Agora é olhar para frente, juntar o que presta e descartar o resto. O
nome da travessia, ensaia o Globo, é Campos/Marina. Ou ‘disruptura’,
arrisca a sedutora ex-senadora.
Vamos abstrair do interior da palavra ‘serviços’ detalhes que agridem a
apaziguadora manchete do Globo. Por exemplo, o ‘apagão’ de 2001. Ao
custo de 2% do PIB, ele promoveria um corte de 20% do serviço de
energia elétrica oferecido aos brasileiros. Que, todavia, pagaram pelo
serviço não prestado.
Outra dissonância entre a história vivida pela população e o jornalismo
Globo: a área sofrível do saneamento básico. No ano passado, o Brasil
aplicou R$ 8,3 bi na expansão desse serviço . É pouco. A média
necessária para universalizar o acesso em 20 anos seria da ordem de R$
20 bi ao ano.
Ainda assim representa dez vezes mais o valor destinado há uma
década, quando, segundo o Globo, tivemos um ciclo de fastígio nos
serviços.
Marina passa ao largo dessas miudezas.
“Como eu e Eduardo reconhecemos tanto as coisas boas do governo do PT e
do PSDB, talvez sejamos a esperança de provocar uma "disruptura".

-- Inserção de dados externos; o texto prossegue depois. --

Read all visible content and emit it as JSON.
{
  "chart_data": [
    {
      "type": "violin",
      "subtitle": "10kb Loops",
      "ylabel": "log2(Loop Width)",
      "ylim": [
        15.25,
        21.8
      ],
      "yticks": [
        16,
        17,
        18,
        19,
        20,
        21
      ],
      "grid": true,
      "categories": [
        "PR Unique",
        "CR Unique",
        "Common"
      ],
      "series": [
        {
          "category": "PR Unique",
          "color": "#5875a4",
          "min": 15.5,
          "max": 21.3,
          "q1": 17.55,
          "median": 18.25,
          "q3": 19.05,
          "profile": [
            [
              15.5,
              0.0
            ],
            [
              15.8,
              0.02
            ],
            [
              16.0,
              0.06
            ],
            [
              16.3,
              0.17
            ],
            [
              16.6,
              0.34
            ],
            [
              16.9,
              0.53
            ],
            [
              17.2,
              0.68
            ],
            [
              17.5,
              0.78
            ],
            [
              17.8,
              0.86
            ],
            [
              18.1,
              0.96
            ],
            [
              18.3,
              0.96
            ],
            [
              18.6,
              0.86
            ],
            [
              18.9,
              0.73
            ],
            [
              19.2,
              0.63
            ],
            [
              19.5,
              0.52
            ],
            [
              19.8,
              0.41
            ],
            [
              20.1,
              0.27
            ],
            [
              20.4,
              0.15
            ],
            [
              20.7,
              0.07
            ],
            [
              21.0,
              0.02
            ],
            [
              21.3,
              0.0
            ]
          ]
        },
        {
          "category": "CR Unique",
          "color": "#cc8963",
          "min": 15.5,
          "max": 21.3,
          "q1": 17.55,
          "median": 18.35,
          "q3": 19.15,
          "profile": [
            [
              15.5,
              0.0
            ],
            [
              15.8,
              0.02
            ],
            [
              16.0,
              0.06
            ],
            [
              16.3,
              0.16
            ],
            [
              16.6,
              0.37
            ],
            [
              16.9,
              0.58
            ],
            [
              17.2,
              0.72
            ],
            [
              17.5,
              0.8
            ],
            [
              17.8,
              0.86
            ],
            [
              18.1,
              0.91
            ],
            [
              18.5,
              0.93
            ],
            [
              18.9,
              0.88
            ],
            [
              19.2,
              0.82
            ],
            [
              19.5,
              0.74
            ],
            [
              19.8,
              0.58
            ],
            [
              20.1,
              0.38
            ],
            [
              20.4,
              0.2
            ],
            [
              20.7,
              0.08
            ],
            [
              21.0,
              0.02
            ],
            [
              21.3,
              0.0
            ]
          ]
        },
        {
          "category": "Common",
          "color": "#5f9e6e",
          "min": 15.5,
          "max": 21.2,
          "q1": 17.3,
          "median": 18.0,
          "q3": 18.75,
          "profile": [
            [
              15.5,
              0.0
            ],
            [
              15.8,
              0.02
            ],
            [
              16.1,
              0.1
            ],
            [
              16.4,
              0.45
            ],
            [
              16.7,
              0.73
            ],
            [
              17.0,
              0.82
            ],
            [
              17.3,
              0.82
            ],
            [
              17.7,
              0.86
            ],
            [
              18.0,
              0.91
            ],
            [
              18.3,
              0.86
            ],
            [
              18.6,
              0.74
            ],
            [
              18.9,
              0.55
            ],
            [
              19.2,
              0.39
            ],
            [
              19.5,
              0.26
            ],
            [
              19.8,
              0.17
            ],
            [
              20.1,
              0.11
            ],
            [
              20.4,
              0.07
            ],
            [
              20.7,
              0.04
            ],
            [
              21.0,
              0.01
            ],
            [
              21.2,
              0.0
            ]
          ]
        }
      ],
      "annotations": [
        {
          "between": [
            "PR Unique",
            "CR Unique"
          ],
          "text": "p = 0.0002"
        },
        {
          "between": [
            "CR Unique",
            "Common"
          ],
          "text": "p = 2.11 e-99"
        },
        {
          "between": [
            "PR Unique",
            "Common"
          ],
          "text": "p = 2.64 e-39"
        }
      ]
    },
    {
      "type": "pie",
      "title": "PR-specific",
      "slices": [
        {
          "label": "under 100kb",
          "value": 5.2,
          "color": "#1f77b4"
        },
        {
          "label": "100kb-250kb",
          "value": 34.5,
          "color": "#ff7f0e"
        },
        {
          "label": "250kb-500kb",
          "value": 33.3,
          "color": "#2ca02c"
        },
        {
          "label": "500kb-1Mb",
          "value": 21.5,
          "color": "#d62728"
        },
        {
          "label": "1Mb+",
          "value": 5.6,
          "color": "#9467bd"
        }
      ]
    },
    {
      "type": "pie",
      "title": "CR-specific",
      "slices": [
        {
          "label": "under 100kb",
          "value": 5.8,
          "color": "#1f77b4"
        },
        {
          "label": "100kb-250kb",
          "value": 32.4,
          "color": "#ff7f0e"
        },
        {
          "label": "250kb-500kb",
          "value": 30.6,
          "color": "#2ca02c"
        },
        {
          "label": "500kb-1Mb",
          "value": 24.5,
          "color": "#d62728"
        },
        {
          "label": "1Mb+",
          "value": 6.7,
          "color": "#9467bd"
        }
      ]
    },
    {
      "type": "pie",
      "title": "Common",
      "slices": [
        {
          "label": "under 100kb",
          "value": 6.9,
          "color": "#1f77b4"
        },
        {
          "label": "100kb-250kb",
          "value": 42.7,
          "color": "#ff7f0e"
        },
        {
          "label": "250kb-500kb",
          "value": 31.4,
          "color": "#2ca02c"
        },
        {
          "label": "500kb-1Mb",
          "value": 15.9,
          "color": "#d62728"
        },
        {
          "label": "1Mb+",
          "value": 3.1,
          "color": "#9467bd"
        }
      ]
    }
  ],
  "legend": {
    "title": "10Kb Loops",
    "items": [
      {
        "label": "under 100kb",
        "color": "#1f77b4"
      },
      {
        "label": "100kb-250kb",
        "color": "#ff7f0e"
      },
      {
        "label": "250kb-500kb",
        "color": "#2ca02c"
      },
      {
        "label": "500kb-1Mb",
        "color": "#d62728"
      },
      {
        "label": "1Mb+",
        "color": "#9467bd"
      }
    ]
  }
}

Ei-la, nesta 2ª feira, em bate bola afinado com a manchete do
domingo. Nas palavras da ex-senadora, trata-se agora de buscar ‘uma
agenda que não mude porque mudou o governo’. Escavar um fosso entre a
representação política da sociedade e o poder efetivo sobre o seu
destino, é tudo o que as plutocracias almejam, urbi et orbi.
Se alguém trata isso com leveza e sedução, como resistir?
‘Impressionante’; ‘cativante’, disseram clientes endinheirados do
Credit Suisse, banco que patrocinou um encontro a portas-fechadas
com a ex-ministra na 6ª feira.
Há notável coerência entre desdenhar dos partidos e entregar o destino
da sociedade a uma lógica que se avoca autossuficiente e
autorregulável. Marina passeia por um Brasil plano. Mas o mundo não é
plano. E o relevo econômico do Brasil inclui-se entre as encostas mais
acidentadas pela ação secular de predadores, ora cativados pela
ex-ministra.
Os ouvidos para os quais as vozes de Marina, Campos e Aécio soam como
música – assim como soava a de Palocci, em 2003 - sabem que drenar
R$ 223 bilhões em juros de um organismo social marcado por carências
latejantes de serviços e infraestrutura não é sustentável.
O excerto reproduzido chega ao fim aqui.